To create a corresponding day of visits do:

docker-compose run port_visits \
    --job_name portvisitstest \
    --events_table machine_learning_dev_ttl_120d.raw_port_events_v20210506_ \
    --vessel_id_table pipe_production_v20201001.segment_info \
    --bad_segs_table "(SELECT DISTINCT seg_id FROM world-fishing-827.gfw_research.pipe_v20201001_segs WHERE overlapping_and_short)" \
    --start_date 2018-01-01 \
    --end_date 2018-12-31 \
    --output_table machine_learning_dev_ttl_120d.port_visit_test_v20210506_stableid \
    --project world-fishing-827 \
    --max_num_workers 50 \
    --requirements_file requirements-worker-frozen.txt \
    --project world-fishing-827 \
    --staging_location gs://machine-learning-dev-ttl-30d/anchorages/portevents/output/staging \
    --temp_location gs://machine-learning-dev-ttl-30d/anchorages/temp \
    --setup_file ./setup.py \
    --runner DataflowRunner \
    --disk_size_gb 100 \
    --region us-central1



docker-compose run port_visits \
        --job_name portvisitstest \
        --events_table machine_learning_dev_ttl_120d.port_event_test_v20210506_events_ \
        --vessel_id_table pipe_production_v20201001.segment_info \
        --bad_segs_table "(SELECT DISTINCT seg_id FROM world-fishing-827.gfw_research.pipe_v20201001_segs WHERE overlapping_and_short)" \
        --start_date 2017-01-01 \
        --end_date 2021-04-30 \
        --output_table machine_learning_dev_ttl_120d.port_visit_test_v20210506_stableid \
        --project world-fishing-827 \
        --max_num_workers 50 \
        --requirements_file requirements-worker-frozen.txt \
        --project world-fishing-827 \
        --staging_location gs://machine-learning-dev-ttl-30d/anchorages/portevents/output/staging \
        --temp_location gs://machine-learning-dev-ttl-30d/anchorages/temp \
        --setup_file ./setup.py \
        --runner DataflowRunner \
        --disk_size_gb 100 \
        --region us-central1

Config file

Parameters controlling the generation of anchorages and port_visits is stored in a .yaml file.
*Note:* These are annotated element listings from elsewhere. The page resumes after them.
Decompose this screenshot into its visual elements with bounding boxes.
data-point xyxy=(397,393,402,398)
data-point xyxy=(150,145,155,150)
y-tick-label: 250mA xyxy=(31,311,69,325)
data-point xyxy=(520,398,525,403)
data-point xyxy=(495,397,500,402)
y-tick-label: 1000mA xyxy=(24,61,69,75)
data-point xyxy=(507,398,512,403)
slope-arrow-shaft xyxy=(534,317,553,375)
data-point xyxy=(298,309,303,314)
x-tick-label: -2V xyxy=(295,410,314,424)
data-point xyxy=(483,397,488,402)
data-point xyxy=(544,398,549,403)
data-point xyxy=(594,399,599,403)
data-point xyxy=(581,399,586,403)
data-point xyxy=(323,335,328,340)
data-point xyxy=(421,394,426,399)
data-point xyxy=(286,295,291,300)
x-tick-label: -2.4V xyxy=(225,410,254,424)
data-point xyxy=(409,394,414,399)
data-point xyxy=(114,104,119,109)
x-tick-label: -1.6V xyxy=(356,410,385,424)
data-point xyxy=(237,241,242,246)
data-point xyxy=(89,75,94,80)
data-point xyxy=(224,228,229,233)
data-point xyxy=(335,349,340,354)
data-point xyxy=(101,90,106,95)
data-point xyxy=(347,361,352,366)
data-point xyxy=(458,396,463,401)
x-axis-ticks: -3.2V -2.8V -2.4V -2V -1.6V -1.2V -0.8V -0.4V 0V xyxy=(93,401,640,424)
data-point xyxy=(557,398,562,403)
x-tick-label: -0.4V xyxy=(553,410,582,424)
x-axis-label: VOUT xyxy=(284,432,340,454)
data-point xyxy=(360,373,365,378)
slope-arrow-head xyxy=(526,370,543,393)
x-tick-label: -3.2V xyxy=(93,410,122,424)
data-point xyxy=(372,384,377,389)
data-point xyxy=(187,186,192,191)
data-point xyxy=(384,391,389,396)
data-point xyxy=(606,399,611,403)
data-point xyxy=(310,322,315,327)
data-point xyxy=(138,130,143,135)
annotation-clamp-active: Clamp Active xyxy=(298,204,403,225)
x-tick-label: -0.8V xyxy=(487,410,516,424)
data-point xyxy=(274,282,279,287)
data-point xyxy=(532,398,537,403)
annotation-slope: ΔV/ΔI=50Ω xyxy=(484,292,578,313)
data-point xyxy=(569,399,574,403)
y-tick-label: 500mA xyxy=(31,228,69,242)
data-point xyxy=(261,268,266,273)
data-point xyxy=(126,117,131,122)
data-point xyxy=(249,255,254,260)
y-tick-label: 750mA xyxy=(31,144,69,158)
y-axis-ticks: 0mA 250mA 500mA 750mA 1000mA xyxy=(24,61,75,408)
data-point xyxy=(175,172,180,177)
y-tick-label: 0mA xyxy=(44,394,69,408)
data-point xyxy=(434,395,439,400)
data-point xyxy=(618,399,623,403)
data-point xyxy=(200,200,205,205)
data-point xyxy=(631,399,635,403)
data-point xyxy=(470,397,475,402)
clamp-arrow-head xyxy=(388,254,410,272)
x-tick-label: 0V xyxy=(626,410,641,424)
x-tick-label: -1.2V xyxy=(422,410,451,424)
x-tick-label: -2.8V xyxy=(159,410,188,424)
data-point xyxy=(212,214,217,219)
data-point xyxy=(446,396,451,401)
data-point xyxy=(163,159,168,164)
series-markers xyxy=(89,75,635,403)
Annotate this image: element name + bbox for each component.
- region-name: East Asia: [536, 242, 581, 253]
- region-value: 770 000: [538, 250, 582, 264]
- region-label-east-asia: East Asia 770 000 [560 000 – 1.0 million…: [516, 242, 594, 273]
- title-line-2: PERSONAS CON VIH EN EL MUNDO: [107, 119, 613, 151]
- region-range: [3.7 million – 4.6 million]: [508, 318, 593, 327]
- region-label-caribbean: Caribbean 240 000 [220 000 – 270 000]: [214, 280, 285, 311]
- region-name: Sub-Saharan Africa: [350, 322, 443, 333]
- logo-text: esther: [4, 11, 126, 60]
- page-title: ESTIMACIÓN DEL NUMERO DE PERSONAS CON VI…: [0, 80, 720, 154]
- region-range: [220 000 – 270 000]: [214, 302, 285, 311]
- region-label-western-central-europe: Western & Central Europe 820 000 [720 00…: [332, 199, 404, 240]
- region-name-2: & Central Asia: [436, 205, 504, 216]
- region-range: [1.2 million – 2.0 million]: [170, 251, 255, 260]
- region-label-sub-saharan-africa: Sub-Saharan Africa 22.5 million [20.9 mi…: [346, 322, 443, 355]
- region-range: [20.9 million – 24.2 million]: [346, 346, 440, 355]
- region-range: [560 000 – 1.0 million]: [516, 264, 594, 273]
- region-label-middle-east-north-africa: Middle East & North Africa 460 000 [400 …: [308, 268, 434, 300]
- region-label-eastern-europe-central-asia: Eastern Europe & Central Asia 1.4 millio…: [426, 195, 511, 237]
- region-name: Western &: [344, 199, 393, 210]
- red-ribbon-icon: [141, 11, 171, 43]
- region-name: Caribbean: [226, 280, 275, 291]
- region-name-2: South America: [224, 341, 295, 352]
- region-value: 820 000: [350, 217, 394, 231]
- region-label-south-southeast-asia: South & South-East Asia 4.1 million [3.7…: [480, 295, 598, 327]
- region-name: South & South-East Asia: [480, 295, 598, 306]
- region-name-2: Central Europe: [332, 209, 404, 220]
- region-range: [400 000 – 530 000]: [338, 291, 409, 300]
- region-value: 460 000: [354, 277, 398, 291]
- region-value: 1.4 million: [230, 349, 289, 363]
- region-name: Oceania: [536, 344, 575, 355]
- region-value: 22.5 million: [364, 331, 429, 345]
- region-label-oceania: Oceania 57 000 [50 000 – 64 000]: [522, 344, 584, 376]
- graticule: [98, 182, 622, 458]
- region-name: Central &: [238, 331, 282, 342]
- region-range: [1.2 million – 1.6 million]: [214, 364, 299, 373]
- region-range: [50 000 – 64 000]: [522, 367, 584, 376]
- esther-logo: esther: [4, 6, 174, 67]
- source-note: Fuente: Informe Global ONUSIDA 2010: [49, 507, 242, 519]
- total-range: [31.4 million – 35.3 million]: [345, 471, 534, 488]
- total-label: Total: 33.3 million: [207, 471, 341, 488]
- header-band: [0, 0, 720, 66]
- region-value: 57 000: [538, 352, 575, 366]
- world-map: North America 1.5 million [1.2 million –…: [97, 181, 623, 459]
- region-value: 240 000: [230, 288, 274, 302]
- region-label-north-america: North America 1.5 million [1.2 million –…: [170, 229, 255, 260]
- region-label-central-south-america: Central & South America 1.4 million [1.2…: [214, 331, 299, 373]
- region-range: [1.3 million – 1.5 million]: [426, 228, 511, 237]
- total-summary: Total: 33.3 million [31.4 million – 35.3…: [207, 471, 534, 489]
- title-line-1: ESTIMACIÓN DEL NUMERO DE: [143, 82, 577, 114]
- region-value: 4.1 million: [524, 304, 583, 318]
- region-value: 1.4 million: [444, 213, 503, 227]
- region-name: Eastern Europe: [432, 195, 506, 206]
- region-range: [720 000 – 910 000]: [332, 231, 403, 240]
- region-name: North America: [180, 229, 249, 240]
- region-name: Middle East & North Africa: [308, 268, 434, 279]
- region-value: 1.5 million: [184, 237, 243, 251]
By default this information is read from config.yaml, but a different configuration can be specified use the --config flag.

Code / Data Updates:

Please perform the following steps.

  1. Branch the git repo.
  2. Create a pull request (PR).
  3. Add description of changes with a link to the PR in CHANGES.md. In some cased multiple PRs may be involved in a single version change; list them all.
  4. Bump version in VERSION.
  5. Merge PR after review. Note that if using squash merge, you may need to fiddle with the commit references.

License

Copyright 2017 Global Fishing Watch

Licensed under the Apache License, Version 2.0 (the "License"); you may not use this file except in compliance with the License. You may obtain a copy of the License at

http://www.apache.org/licenses/LICENSE-2.0

Unless required by applicable law or agreed to in writing, software distributed under the License is distributed on an "AS IS" BASIS, WITHOUT WARRANTIES OR CONDITIONS OF ANY KIND, either express or implied. See the License for the specific language governing permissions and limitations under the License.